Erfreulicherweise war die diesjährige Saison in Pergamon nicht nur von der Pandemie, sondern auch von einer Vielzahl überraschender Entdeckungen und Ergebnisse bestimmt, die wenigstens zum Teil für die schwierigen Rahmenbedingungen entschädigen konnten. Zur Auswertung der mikroarchäologischen Grabungen des Vorjahres im Hauptraum des so genannten „Banketthauses“ wurde eine Anlage zum Schlämmen von Bodenproben (Abb. 5) in Betrieb genommen. Erste Analysen des so gewonnenen Fundmaterials zeigen, dass sich faszinierende Einblicke in die späthellenistische Gelage-Praxis und die damit verbundenen Ernährungsweisen eröffnen (Abb. 6).

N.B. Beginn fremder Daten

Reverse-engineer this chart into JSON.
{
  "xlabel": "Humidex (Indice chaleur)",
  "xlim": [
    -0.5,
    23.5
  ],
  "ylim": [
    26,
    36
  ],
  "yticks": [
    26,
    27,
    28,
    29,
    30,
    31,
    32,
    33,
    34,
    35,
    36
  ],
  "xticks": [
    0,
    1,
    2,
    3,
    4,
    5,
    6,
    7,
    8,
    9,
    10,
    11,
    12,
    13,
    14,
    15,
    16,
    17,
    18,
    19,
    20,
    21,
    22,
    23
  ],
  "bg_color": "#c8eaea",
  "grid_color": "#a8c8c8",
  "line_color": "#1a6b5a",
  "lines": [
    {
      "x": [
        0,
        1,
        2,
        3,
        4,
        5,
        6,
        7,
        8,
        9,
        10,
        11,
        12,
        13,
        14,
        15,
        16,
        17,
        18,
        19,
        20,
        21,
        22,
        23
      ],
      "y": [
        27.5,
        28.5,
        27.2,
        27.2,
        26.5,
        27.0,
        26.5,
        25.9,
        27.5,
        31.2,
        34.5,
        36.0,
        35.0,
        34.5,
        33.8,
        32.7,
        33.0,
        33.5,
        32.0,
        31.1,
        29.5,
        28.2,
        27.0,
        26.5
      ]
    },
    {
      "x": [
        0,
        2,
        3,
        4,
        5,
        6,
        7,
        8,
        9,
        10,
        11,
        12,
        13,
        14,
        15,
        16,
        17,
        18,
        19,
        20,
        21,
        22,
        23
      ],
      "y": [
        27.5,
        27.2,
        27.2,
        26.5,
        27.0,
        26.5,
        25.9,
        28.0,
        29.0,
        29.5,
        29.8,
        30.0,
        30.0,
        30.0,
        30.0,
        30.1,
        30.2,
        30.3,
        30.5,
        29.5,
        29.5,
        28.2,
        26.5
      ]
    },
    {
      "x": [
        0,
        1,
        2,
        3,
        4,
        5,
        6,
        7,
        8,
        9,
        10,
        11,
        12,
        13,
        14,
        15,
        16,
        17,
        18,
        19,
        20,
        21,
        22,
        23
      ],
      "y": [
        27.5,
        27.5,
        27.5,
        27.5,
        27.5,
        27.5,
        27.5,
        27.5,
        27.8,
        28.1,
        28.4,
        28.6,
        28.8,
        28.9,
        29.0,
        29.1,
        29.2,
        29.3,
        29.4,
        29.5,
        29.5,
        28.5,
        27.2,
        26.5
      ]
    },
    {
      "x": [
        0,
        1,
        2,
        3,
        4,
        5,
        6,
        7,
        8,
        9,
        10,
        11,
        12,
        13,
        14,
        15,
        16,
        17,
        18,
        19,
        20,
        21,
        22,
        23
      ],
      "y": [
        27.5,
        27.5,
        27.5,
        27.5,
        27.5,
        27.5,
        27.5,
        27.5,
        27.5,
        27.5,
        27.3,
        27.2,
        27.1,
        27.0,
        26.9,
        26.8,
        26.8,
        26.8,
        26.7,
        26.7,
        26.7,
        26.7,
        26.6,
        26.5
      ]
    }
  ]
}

Mehrere Jahre stand die antike Funeralkultur Pergamons im Mittelpunkt unserer Arbeiten, ohne dass es damals gelungen wäre, weitere hellenistische Gräber zu identifizieren und unter Anwendung eines modernen Methodenspektrums zu untersuchen. Im Jahr 2019 ist dann per Zufall am Nordhang des Stadtberges eine bislang unbekannte Anlage entdeckt worden, die wir in dieser Kampagne vollständig ausgraben konnten. Auf einer schmalen Terrasse, die von zwei Rundbauten flankiert wird, bestattete eine wohlhabende Familie über mehrere Jahrhunderte hinweg ihre Toten (Abb. 7. 8). Die Lage des Bezirks unterhalb einer antiken Ausfallstraße macht ihn zu einem wichtigen Beispiel für die Gestaltung hellenistischer Gräberstraßen, die zu den Leitformen des antiken Bestattungswesens zählen, in Pergamon aber bis heute noch nicht nachgewiesen werden konnten.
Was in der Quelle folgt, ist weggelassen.